KNMT zet vraagtekens bij onderzoek naar experiment geregistreerd-mondhygiënist
Uit het onderzoek dat is gedaan naar het experiment om een deel van de mondhygiënisten toe te staan 3 soorten risicovolle (be)handelingen uit te voeren zonder dat daarvoor een opdracht van een tandarts nodig is, kan niet geconcludeerd worden of het experiment al dan niet geslaagd is. Dat stelt de KNMT in reactie op de publicatie ervan door het ministerie van VWS.
Lacunes
De beroepsvereniging van tandartsen ziet 2 grote lacunes in het door de onderzoeksgroep van het Maastricht UMC+ in opdracht van het ministerie uitgevoerde onderzoek naar de zogenaamde geregistreerd-mondhygiënist. Ten eerste is dat het gebrek aan onderscheid tussen geregistreerd-mondhygiënisten die in een eigen praktijk werken en zij die in teamverband in een mondzorgpraktijk actief zijn. Daardoor is het niet betrouwbaar onderbouwd of de geregistreerd-mondhygiënist de nieuwe bevoegdheden daadwerkelijk zonder enige vorm van afstemming met de tandarts heeft gebruikt. En dan kun je dus ook niet concluderen dat dat succesvol is gebeurd, aldus de KNMT.
Ten tweede deden, vooral in de eerste jaren van het experiment, te weinig mensen aan het onderzoek mee, zo stelt de KNMT. Daardoor konden de ontwikkeling van het gebruik van de zogenaamde zelfstandige bevoegdheden door geregistreerd-mondhygiënisten niet betrouwbaar in kaart kon worden gebracht.
In het rapport wordt bepleit dat respondenten aangeven dat goede afspraken over samenwerking bijdragen aan een goede afstemming van de zorg en tevredenheid van professionals. KNMT en NVM-mondhygiënisten hebben volgens de KNMT voorafgaand aan het experiment samenwerkingsafspraken vastgelegd. Deze zijn indertijd ook door de minister met de Tweede Kamer gedeeld. De KNMT ziet die afspraken als cruciaal voor de kwaliteit van mondzorg, en dus als randvoorwaardelijk. De samenwerkingsafspraken zorgen ervoor dat de patiënt niet de dupe wordt van de versplintering die het experiment veroorzaakt.
Het experiment taakherschikking in de mondzorg is van start gegaan op 1 juli 2020. Vierjarig opgeleide mondhygiënisten die zich hebben ingeschreven in het BIG-register en aan een aantal aanvullende voorwaarden voldoen mogen sinds dat moment zonder opdracht van een tandarts anesthesie toedienen, röntgenfoto’s maken en primaire caviteiten behandelen.

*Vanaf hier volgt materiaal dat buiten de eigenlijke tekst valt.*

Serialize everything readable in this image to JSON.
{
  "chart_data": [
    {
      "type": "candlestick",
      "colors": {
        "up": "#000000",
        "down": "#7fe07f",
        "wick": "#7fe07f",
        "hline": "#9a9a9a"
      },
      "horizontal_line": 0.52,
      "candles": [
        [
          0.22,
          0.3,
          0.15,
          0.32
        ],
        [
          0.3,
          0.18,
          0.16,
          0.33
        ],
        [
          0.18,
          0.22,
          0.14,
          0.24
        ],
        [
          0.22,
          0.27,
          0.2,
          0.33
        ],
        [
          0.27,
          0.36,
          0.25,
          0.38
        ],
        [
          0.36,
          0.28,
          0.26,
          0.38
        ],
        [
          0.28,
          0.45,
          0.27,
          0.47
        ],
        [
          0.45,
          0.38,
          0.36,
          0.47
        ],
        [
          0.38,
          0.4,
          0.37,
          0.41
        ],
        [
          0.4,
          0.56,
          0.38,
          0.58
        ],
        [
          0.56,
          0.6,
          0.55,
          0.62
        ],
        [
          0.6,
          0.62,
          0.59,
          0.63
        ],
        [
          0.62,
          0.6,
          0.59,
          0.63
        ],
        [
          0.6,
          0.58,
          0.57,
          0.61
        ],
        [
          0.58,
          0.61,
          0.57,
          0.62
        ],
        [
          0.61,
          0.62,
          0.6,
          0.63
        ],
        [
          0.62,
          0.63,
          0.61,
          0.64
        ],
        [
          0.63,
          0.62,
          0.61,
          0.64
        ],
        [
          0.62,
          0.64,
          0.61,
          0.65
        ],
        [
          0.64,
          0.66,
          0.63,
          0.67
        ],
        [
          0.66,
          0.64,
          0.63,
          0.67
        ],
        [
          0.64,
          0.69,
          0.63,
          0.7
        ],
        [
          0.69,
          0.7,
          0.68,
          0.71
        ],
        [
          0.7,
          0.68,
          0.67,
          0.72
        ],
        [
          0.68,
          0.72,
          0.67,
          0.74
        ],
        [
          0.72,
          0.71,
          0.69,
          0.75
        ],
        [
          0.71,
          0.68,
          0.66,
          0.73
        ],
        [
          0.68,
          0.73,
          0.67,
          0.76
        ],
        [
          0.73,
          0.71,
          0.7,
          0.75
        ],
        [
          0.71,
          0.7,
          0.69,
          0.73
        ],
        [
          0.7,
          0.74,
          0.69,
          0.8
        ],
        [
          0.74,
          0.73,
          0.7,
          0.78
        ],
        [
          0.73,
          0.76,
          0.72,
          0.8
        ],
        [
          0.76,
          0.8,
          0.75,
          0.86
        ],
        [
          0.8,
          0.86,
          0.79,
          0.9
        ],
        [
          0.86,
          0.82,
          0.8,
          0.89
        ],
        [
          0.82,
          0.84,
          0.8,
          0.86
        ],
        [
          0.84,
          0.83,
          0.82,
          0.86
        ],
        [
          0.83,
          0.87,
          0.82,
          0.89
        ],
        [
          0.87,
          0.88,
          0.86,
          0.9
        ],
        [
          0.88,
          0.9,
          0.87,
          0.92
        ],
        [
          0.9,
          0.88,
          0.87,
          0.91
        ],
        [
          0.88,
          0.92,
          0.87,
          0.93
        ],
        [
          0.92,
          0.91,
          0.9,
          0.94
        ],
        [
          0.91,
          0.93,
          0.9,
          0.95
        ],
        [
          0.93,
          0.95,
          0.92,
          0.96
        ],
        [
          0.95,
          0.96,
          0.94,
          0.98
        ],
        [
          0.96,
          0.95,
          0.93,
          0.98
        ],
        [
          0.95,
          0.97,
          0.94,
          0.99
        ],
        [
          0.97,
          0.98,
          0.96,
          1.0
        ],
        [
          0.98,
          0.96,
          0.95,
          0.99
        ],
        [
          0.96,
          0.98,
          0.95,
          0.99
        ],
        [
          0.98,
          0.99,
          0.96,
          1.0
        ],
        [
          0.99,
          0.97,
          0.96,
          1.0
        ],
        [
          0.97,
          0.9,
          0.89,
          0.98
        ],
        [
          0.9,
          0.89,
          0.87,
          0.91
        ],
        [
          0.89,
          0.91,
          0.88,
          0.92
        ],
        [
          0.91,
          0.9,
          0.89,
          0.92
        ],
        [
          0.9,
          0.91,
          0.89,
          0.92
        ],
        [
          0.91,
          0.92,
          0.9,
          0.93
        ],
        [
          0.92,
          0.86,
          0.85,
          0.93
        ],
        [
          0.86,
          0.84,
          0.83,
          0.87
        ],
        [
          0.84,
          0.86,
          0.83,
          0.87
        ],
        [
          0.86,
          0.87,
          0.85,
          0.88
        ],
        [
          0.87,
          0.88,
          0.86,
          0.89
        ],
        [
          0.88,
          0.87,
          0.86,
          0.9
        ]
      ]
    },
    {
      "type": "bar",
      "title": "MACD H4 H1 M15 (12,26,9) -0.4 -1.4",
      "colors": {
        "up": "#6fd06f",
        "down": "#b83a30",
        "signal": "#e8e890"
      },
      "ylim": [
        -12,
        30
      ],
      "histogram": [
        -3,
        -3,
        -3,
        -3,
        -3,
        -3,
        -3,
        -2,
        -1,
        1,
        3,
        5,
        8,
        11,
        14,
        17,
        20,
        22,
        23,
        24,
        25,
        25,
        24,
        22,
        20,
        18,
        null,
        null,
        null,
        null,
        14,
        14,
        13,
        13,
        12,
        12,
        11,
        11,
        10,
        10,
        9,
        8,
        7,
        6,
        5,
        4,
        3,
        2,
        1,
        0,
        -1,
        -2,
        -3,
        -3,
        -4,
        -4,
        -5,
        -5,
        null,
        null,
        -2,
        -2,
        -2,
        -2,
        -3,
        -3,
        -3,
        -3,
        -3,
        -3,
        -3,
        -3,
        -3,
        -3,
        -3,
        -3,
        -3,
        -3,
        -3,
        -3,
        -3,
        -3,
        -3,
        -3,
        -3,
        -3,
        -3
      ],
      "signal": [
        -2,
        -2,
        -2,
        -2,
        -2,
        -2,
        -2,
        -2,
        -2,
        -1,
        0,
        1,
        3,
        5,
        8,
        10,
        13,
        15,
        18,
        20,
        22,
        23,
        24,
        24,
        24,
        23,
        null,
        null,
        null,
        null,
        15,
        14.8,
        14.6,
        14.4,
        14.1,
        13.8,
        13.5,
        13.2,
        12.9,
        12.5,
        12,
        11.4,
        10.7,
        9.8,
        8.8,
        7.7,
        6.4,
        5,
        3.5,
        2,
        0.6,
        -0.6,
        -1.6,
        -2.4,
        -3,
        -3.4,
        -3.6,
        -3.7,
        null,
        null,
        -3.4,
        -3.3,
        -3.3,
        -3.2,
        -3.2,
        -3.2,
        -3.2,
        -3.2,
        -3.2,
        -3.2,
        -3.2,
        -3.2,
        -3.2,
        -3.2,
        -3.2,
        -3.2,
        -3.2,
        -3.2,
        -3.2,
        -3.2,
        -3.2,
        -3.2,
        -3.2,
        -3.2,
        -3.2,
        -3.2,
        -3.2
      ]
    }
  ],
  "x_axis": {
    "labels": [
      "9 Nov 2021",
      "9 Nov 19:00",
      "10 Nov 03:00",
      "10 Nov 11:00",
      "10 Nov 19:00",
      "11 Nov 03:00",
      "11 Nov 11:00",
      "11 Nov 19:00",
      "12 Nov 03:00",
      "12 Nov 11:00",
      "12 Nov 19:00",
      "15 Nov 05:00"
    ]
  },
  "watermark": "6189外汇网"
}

Definitieve zelfstandige bevoegdheid
In hun rapport bevelen de onderzoekers aan om mondhygiënisten definitief zelfstandige bevoegdheden toe te kennen waar het gaat om het geven van verdoving en het maken van röntgenfoto’s. De onderzoekers raden verder aan om bij het boren van primaire caviteiten de bestaande functionele bevoegdheid in stand te houden, wat wil zeggen dat voor deze behandeling altijd een opdracht van een tandarts nodig is.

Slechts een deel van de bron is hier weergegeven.